The goal of the bill is to have more U.S. diplomats directly engage more Pacific Islands’ governments — closing the gap between Beijing’s presence and America’s.
“Strong U.S. diplomacy in the Pacific is essential. We must immediately establish a robust physical diplomatic presence in these strategic island nations,” Ossoff said in a statement. “Frankly, it is malpractice that the United States didn’t take this step a decade and a half ago. Time is of the essence.”
The measure, co-sponsored by Senators. Marsha Blackburn (R-Tenn.), Brian Schatz (D-Hawai’i) and Mazie Hirono (D-Hawai’i), requires the secretary of State to inaugurate the missions no later than two years after the bill is signed into law. The top diplomat must also by that time recommend to the president who should serve as ambassadors in those embassies.

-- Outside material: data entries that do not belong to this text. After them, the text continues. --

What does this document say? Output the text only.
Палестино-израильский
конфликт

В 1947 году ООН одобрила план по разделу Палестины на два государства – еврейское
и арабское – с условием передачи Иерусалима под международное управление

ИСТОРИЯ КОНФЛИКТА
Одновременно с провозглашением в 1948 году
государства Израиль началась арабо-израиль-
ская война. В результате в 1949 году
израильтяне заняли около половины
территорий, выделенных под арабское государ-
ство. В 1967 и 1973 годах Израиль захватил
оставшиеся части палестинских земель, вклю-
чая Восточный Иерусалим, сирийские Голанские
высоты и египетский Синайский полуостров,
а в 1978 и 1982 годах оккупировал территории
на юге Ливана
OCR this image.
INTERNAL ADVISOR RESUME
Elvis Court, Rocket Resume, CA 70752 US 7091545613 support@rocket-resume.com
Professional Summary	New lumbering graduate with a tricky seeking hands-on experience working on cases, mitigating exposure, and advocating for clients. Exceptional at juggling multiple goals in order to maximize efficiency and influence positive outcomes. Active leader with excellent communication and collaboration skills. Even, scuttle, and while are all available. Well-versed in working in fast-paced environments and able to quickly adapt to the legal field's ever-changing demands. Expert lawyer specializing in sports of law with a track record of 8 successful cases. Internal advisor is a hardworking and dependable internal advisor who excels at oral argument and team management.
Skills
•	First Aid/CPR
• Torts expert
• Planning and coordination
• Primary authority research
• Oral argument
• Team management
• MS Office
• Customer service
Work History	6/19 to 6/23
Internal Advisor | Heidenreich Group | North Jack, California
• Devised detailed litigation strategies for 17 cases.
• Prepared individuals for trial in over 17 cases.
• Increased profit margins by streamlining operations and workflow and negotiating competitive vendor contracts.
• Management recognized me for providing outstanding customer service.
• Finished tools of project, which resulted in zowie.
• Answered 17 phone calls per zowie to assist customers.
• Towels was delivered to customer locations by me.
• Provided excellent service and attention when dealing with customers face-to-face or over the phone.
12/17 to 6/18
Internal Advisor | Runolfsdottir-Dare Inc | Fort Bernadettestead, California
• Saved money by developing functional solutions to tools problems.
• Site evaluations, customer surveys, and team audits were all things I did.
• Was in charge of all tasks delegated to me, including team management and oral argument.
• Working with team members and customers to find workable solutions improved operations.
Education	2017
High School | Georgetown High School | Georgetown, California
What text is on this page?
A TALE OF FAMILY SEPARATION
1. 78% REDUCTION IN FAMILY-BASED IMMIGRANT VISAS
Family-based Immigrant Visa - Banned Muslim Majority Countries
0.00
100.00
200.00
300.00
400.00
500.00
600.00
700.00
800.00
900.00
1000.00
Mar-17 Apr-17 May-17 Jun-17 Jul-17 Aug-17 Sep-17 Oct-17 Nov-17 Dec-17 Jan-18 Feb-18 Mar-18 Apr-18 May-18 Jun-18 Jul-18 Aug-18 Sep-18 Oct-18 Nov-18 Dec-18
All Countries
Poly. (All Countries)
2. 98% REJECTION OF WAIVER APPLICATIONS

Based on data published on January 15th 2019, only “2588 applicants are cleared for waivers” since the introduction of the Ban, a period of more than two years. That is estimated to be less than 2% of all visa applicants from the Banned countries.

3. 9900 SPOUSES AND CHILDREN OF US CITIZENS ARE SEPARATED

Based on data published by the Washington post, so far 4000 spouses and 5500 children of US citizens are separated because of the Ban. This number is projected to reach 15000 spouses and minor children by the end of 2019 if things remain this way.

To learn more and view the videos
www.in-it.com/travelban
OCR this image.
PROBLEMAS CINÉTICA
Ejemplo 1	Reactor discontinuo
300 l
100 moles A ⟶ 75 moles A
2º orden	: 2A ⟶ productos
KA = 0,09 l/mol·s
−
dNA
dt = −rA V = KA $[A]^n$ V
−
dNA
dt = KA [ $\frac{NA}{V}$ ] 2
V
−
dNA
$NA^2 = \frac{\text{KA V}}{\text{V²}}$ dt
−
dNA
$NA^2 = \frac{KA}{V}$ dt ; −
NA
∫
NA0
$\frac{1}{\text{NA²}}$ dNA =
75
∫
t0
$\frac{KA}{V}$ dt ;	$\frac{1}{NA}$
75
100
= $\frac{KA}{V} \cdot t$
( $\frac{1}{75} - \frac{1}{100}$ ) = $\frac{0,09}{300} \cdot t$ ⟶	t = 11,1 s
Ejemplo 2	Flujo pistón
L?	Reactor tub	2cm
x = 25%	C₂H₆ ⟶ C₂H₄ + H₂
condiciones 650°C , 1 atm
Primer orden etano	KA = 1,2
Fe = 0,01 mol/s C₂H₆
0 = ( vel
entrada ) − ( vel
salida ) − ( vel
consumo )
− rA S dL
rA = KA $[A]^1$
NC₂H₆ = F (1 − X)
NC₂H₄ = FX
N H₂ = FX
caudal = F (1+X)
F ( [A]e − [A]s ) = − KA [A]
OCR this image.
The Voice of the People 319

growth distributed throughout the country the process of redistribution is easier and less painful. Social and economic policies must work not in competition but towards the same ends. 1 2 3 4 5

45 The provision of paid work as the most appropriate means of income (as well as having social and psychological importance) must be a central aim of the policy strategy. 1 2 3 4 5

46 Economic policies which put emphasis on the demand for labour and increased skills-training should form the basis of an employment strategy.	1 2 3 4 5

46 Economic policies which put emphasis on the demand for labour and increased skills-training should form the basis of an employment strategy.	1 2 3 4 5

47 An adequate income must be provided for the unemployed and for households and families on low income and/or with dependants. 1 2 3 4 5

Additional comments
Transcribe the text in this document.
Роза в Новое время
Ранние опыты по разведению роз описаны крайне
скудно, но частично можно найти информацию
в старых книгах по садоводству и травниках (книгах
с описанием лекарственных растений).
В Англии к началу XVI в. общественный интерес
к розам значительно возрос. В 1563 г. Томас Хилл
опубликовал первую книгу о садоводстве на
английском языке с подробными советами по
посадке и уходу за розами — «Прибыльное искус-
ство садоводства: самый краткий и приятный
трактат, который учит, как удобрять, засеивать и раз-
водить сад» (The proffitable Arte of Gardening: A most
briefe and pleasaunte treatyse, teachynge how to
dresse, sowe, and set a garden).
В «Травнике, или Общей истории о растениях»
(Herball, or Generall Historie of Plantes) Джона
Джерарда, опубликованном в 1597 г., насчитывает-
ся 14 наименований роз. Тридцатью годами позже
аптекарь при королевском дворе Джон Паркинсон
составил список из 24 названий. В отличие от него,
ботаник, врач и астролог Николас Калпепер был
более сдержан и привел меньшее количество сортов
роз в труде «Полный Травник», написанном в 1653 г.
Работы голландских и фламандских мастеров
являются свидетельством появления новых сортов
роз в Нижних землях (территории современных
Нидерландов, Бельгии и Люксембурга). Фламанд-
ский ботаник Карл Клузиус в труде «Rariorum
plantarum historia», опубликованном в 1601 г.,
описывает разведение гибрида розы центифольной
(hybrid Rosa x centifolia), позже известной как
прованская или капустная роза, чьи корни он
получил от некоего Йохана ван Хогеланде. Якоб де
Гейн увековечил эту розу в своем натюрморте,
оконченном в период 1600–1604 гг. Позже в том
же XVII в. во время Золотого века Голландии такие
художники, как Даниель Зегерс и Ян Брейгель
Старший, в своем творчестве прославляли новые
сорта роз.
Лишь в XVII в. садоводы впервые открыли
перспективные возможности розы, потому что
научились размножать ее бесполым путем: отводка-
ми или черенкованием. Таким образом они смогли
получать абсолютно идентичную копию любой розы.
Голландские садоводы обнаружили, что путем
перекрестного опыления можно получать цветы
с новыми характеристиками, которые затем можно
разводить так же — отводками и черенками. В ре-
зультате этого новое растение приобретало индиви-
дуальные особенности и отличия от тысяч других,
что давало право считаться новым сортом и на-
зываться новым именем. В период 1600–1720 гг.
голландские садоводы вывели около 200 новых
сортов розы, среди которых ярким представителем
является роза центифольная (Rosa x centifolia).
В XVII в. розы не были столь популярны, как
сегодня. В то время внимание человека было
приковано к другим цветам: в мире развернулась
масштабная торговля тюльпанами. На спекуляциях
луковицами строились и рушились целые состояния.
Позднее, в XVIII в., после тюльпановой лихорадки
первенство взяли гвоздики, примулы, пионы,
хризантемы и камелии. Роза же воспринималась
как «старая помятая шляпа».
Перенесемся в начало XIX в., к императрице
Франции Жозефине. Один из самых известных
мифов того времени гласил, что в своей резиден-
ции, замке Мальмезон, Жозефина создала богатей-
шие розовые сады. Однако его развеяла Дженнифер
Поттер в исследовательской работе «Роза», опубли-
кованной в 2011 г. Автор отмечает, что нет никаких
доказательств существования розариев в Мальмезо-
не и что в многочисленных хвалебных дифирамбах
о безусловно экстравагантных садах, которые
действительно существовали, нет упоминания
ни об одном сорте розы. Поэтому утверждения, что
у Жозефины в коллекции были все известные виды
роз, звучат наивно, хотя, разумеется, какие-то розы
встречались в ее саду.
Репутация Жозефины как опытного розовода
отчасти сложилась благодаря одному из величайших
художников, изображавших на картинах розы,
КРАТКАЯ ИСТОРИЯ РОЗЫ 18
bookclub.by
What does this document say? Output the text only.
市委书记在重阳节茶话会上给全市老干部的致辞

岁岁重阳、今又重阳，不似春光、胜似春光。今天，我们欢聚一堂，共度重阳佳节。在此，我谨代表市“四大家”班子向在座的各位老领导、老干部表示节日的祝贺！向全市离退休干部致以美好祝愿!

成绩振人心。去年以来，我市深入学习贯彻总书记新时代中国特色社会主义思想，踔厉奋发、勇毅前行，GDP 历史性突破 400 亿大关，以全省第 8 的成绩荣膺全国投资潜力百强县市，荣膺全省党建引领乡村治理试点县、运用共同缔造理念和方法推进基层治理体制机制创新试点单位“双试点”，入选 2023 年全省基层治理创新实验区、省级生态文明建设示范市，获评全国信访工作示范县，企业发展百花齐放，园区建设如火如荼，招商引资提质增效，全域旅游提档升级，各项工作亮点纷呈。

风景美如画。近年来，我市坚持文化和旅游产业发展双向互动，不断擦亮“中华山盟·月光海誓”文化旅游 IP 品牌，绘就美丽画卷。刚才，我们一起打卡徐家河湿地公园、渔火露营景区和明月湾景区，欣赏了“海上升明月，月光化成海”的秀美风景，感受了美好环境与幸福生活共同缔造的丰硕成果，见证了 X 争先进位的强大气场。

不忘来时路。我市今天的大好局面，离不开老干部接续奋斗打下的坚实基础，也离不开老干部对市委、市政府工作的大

However, the bill allows for a one-year delay of the requirements “if the President determines and reports to Congress in advance that such waiver is necessary to protect the national security interests of the United States.”
The act authorises US$40.2 million in FY 2023 to construct the embassies — the same amount Ossoff asked appropriators to green light back in May — as well as US$3 million in FY 2024 to maintain the buildings.
The future of the bill is unclear, but it underscores the growing concern in Congress about America’s faltering presence in the Pacific islands.
The U.S. has yet to extend its agreement with the Freely Associated States of the Marshall Islands, Micronesia and Palau, leading the State Department to appoint Special Presidential Envoy Joseph Yun to get it done. And KURT Campbell, the NSC’s top Asia staffer, hurried to the Solomon Islands in April following its signature of a national security deal with China. Luckily for the U.S., that agreement is backfiring on Beijing because of the secretive negotiations process.
Language floating around the Senate Appropriations Committee suggests there’s more the U.S. could do to bolster its presence in the Pacific islands region, namely sending Peace Corps volunteers there, boosting funds for existing embassies, and having the Development Finance Corporation invest more in the islands.